In ancient times the northernmost region of the habitable world - hence, any distant, unknown or mysterious land.

Friday, March 25, 2005

Blogger alert -- McCain Feingold is coming for you

By Aussiegirl

Call it Pewgate -- call it blog-gate -- it all boils down to restricting our rights to be the pamphleteers of the 21st Century. Bloggers beware -- McCain Feingold is coming after you, with the help of the kind folks at the Pew Charitable Trust (and, I might add, President Bush who signed this faulty legislation with the hope that he could have it both ways, political appeal that would then be overruled by the Supreme Court. Unfortunately for him -- and us -- this was an unwise decision.

Richard Poe, writing in today's
FrontPageMagazine.com
gives us the scary and the gory details -- if you blog -- if you read blogs -- if there is a blog in your future -- you must be aware of this:

The blogosphere is under attack. For three weeks, bloggers have battled the Federal Election Commission, seeking exemption from campaign finance laws that would effectively regulate political speech on the Web. How did it come to this?

The answer lies in a burgeoning scandal which we might call Pewgate. Ryan Sager of the New York Post broke this extraordinary story on March 17. He learned that the McCain-Feingold Act the law which empowers the FEC to muzzle bloggers was pushed through Congress by fraud.

. . . The McCain-Feingold Act of 2002 gave federal judges and FEC officials the right to determine who can buy political ads on TV or radio during election season, and what they may say in those ads.

On September 18, 2004, U.S. District Judge Colleen Kollar-Kotelly ordered the FEC to extend McCain-Feingold's censorship power over the Internet.

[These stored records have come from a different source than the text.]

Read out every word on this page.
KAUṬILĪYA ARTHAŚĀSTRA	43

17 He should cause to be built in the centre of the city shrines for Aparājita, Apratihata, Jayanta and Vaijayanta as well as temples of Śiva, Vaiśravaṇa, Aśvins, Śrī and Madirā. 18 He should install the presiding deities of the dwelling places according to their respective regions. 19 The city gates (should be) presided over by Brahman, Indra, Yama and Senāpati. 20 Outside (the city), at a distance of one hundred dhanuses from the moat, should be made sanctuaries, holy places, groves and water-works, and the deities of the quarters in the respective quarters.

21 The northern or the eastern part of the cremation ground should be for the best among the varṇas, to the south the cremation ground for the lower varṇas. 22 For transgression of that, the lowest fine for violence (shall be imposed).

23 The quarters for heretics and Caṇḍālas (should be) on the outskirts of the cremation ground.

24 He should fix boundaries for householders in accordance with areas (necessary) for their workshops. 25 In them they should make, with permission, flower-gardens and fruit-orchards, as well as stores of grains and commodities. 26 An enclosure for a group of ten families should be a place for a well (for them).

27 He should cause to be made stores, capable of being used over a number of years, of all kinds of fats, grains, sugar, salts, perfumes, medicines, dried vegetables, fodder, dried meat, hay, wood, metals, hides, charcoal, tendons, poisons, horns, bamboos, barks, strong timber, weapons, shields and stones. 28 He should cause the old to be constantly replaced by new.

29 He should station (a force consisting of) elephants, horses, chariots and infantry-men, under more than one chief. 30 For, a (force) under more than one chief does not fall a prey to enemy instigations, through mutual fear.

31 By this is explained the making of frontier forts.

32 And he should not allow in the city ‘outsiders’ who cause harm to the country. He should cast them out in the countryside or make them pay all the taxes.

Here's how the Pew Charitable Trust got into the act:

"The idea was to create an impression that a mass movement was afoot - that everywhere they [politicians] looked, in academic institutions, in the business community, in religious groups, in ethnic groups, everywhere, people were talking about reform."

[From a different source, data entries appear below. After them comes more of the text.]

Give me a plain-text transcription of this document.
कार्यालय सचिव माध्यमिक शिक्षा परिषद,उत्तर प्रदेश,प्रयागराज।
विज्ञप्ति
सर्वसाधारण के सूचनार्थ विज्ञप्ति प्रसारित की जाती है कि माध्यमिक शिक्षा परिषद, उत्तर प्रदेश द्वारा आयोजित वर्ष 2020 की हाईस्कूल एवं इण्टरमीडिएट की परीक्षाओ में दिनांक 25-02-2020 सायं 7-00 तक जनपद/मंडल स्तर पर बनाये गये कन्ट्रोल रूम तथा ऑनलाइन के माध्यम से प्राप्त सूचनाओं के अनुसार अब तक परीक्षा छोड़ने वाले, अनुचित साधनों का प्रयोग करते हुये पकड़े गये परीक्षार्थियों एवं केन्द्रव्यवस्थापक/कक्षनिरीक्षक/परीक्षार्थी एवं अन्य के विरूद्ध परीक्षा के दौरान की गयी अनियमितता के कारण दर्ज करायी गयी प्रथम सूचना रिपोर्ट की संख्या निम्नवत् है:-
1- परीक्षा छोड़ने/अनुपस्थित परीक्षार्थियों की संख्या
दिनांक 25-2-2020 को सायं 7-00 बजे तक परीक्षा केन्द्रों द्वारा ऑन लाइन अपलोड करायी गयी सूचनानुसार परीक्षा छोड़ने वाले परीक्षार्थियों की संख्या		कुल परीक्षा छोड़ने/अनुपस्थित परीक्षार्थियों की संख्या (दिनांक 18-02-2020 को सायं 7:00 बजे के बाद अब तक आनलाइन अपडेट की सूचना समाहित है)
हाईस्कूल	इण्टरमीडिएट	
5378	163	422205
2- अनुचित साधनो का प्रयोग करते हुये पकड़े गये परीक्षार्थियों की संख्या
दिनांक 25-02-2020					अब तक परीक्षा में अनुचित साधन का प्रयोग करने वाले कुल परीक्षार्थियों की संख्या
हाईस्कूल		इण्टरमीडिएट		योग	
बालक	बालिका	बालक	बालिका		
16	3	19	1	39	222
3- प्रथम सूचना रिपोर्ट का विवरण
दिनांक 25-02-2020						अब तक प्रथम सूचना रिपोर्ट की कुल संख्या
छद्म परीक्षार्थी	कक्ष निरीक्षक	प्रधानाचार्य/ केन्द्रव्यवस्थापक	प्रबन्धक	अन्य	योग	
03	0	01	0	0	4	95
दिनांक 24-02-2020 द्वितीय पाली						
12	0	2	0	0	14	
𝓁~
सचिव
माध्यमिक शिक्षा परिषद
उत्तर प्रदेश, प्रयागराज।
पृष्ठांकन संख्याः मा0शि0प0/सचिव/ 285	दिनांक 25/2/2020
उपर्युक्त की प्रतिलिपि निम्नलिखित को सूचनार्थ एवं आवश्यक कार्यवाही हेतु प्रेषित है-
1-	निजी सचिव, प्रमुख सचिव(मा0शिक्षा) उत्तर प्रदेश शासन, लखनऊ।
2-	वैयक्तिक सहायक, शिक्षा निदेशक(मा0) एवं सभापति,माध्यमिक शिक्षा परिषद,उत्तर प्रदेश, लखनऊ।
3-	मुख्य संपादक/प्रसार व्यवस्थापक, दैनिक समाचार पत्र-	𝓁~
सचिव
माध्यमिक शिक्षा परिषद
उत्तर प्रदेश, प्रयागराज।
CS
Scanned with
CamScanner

To this end, Pew and its allies dispensed $140 million between 1994 and 2004. . . Pewgate's tentacles reach even to the U.S. Supreme Court. Many of the legal arguments upon which the court based its December 10, 2003 decision to uphold McCain-Feingold derived from data now deemed to have been fraudulent data cooked up by the Brennan Center for Justice at New York University, a Soros-funded operation which received millions in Pewgate lucre.

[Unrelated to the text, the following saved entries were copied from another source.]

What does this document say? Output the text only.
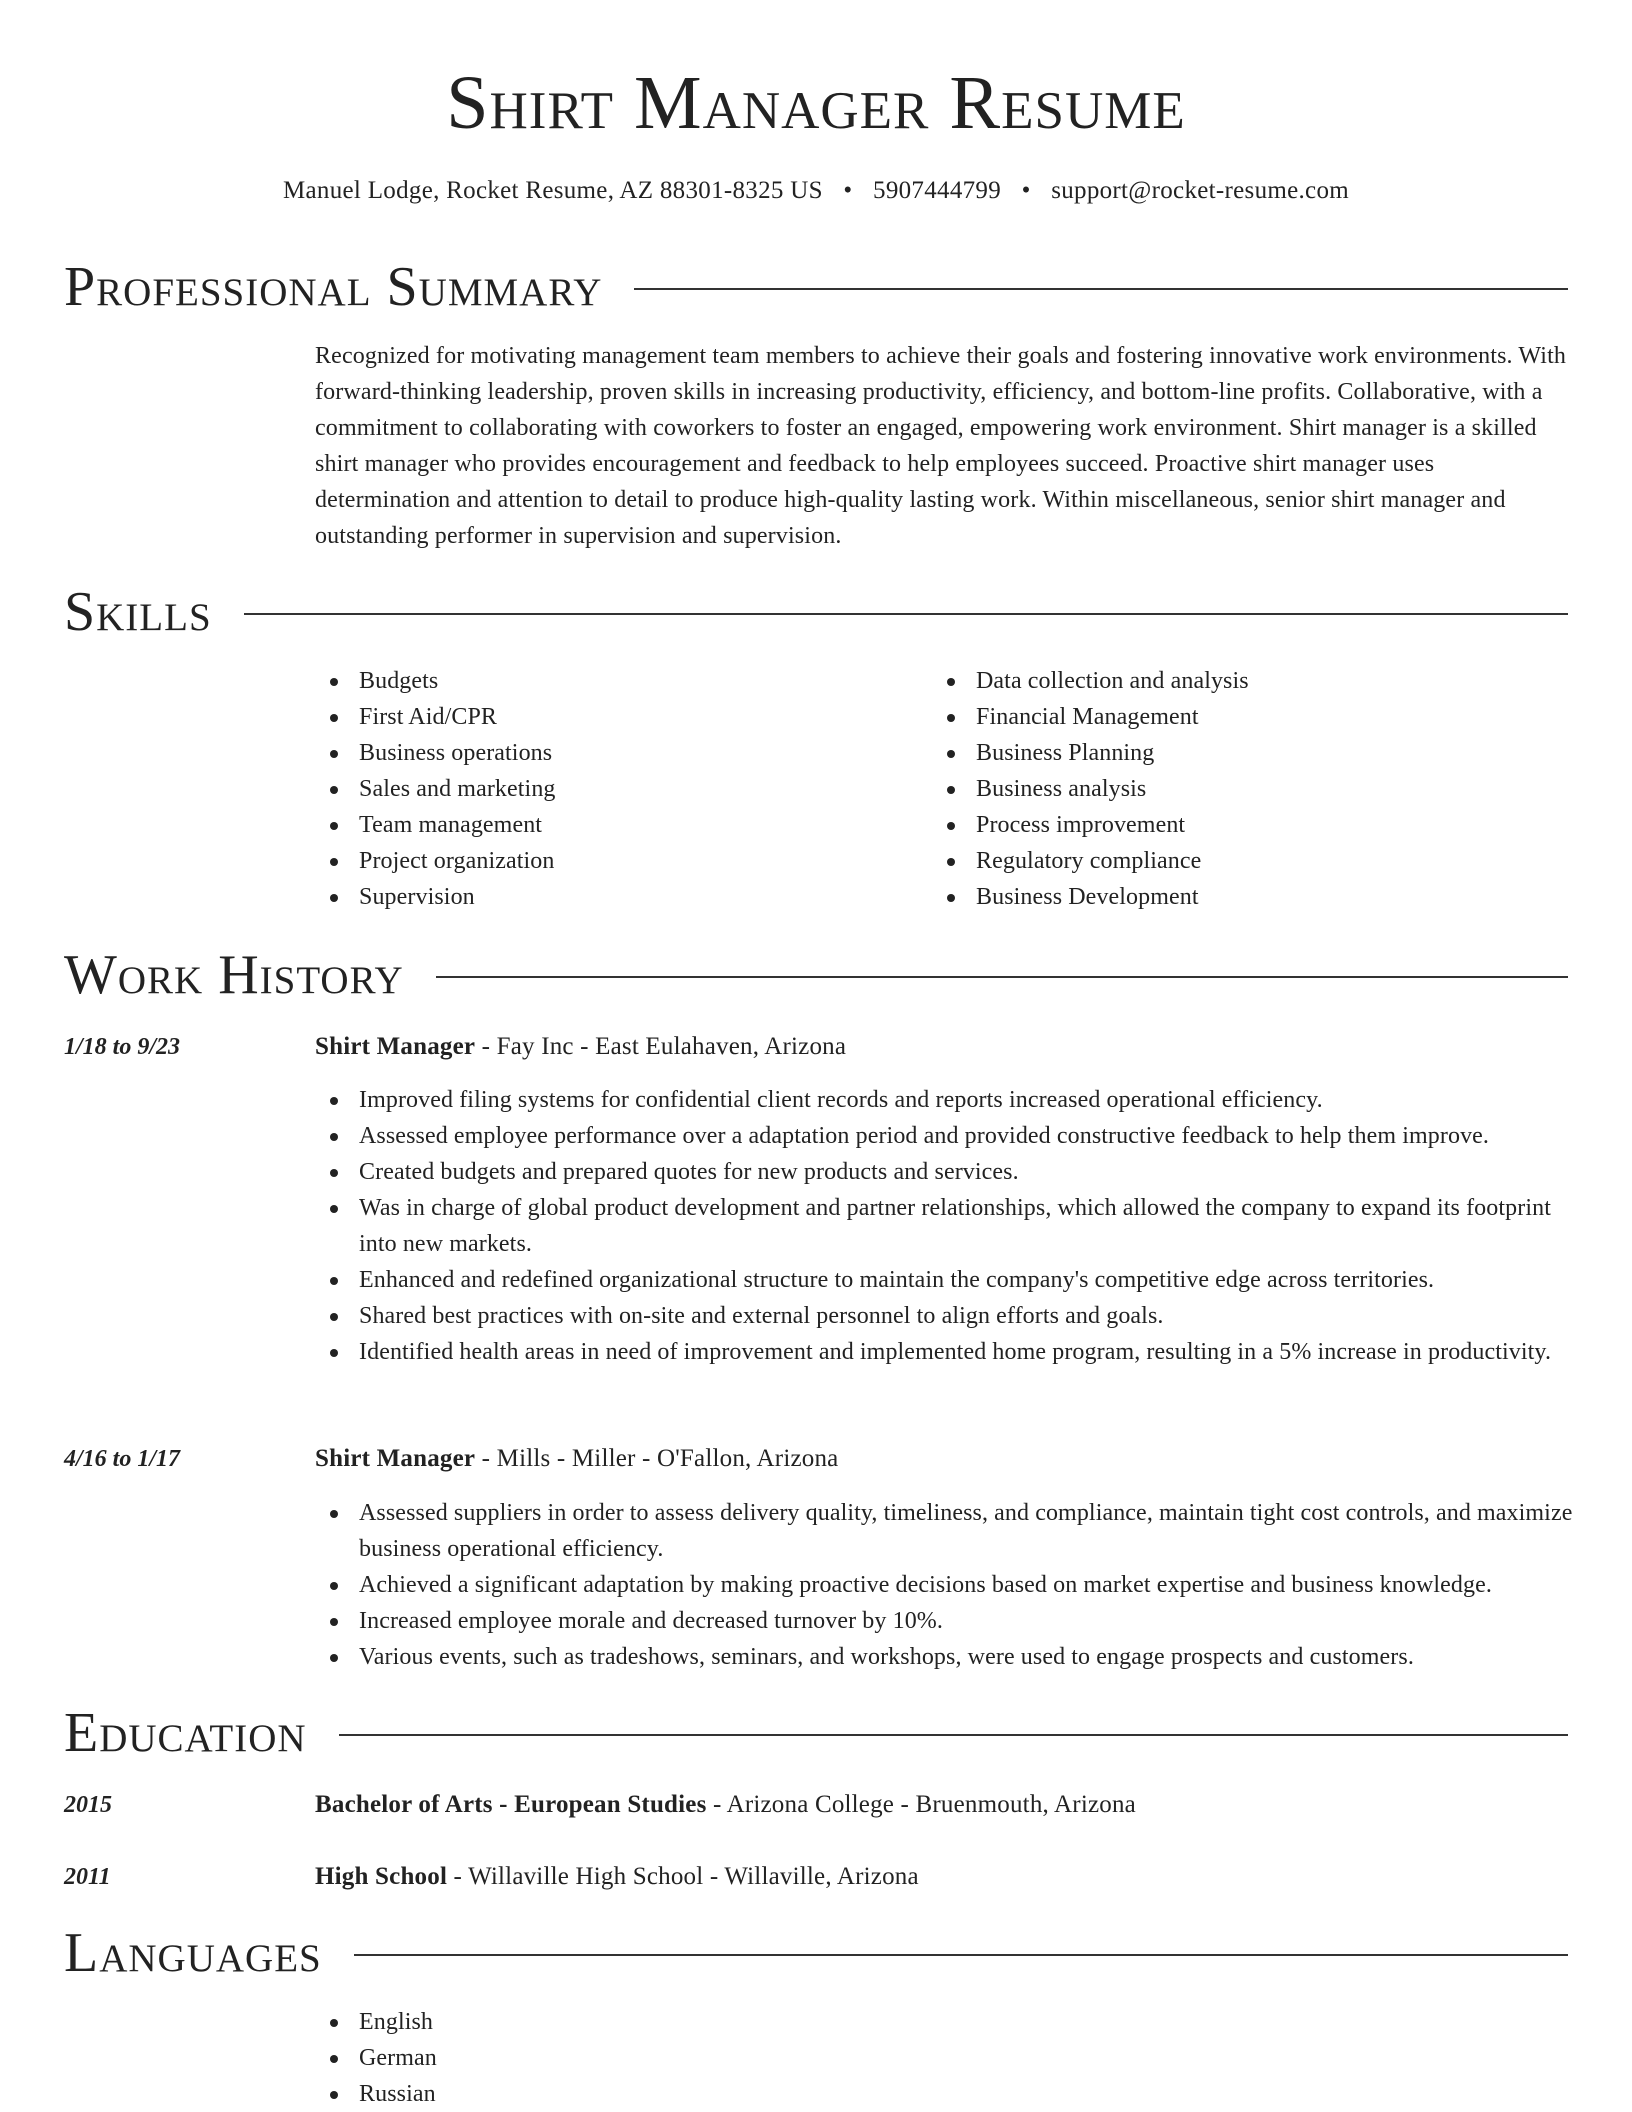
Shirt Manager Resume
Manuel Lodge, Rocket Resume, AZ 88301-8325 US • 5907444799 • support@rocket-resume.com
Professional Summary

Recognized for motivating management team members to achieve their goals and fostering innovative work environments. With forward-thinking leadership, proven skills in increasing productivity, efficiency, and bottom-line profits. Collaborative, with a commitment to collaborating with coworkers to foster an engaged, empowering work environment. Shirt manager is a skilled shirt manager who provides encouragement and feedback to help employees succeed. Proactive shirt manager uses determination and attention to detail to produce high-quality lasting work. Within miscellaneous, senior shirt manager and outstanding performer in supervision and supervision.

Skills
Budgets
First Aid/CPR
Business operations
Sales and marketing
Team management
Project organization
Supervision
Data collection and analysis
Financial Management
Business Planning
Business analysis
Process improvement
Regulatory compliance
Business Development
Work History
1/18 to 9/23	Shirt Manager - Fay Inc - East Eulahaven, Arizona
Improved filing systems for confidential client records and reports increased operational efficiency.
Assessed employee performance over a adaptation period and provided constructive feedback to help them improve.
Created budgets and prepared quotes for new products and services.
Was in charge of global product development and partner relationships, which allowed the company to expand its footprint into new markets.
Enhanced and redefined organizational structure to maintain the company's competitive edge across territories.
Shared best practices with on-site and external personnel to align efforts and goals.
Identified health areas in need of improvement and implemented home program, resulting in a 5% increase in productivity.
4/16 to 1/17	Shirt Manager - Mills - Miller - O'Fallon, Arizona
Assessed suppliers in order to assess delivery quality, timeliness, and compliance, maintain tight cost controls, and maximize business operational efficiency.
Achieved a significant adaptation by making proactive decisions based on market expertise and business knowledge.
Increased employee morale and decreased turnover by 10%.
Various events, such as tradeshows, seminars, and workshops, were used to engage prospects and customers.
Education
2015	Bachelor of Arts - European Studies - Arizona College - Bruenmouth, Arizona
2011	High School - Willaville High School - Willaville, Arizona
Languages
English
German
Russian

Richard Poe is a New York Times-bestselling author and journalist. His latest book is Hillary's Secret War: The Clinton Conspiracy to Muzzle Internet Journalists.

2 Comments:

At 10:36 PM, Anonymous Anonymous said...

There is a cryptically funny aspect to that bill. It says we cannot "publish from computer equipment we own" I guess there will be a madrush to librabry computers should it be enacted.

OEC

 
At 11:59 PM, Blogger Michael Morrison said...

The wise men of the Supreme Court have been took before.
I think it was 1935 (hardly a man is now alive ...) and they were considering the (I think) Miller case, in which a moonshiner or bootlegger was under attack for owning a (gasp!) shotgun.
The lying bleeps of the federal persecution said the Second Amendment didn't cover shotguns because shotguns were never military weapons. (Which would seem to indicate, by the way, that so-called "assault weapons" should even now be covered by that amendment, and the current laws banning or attempting to ban them would be unconstitutional.)
Well, OK, maybe the lying bleeps weren't lying. Maybe they were just stupid, but in fact shotguns were in use militarily as far back as the Revolution -- they were called fowling pieces, but they were shot guns.
Shotguns have, in fact, been used in probably every war and "police action" in which there have been U.S. troops.
Even today, the U.S. military has standing orders for shotguns from one of the major arms manufacturers.
I keep wondering why someone doesn't get a retrial, but I suppose I really do know why: Law and human rights and the Constitution no longer are relevant to ... well, to much.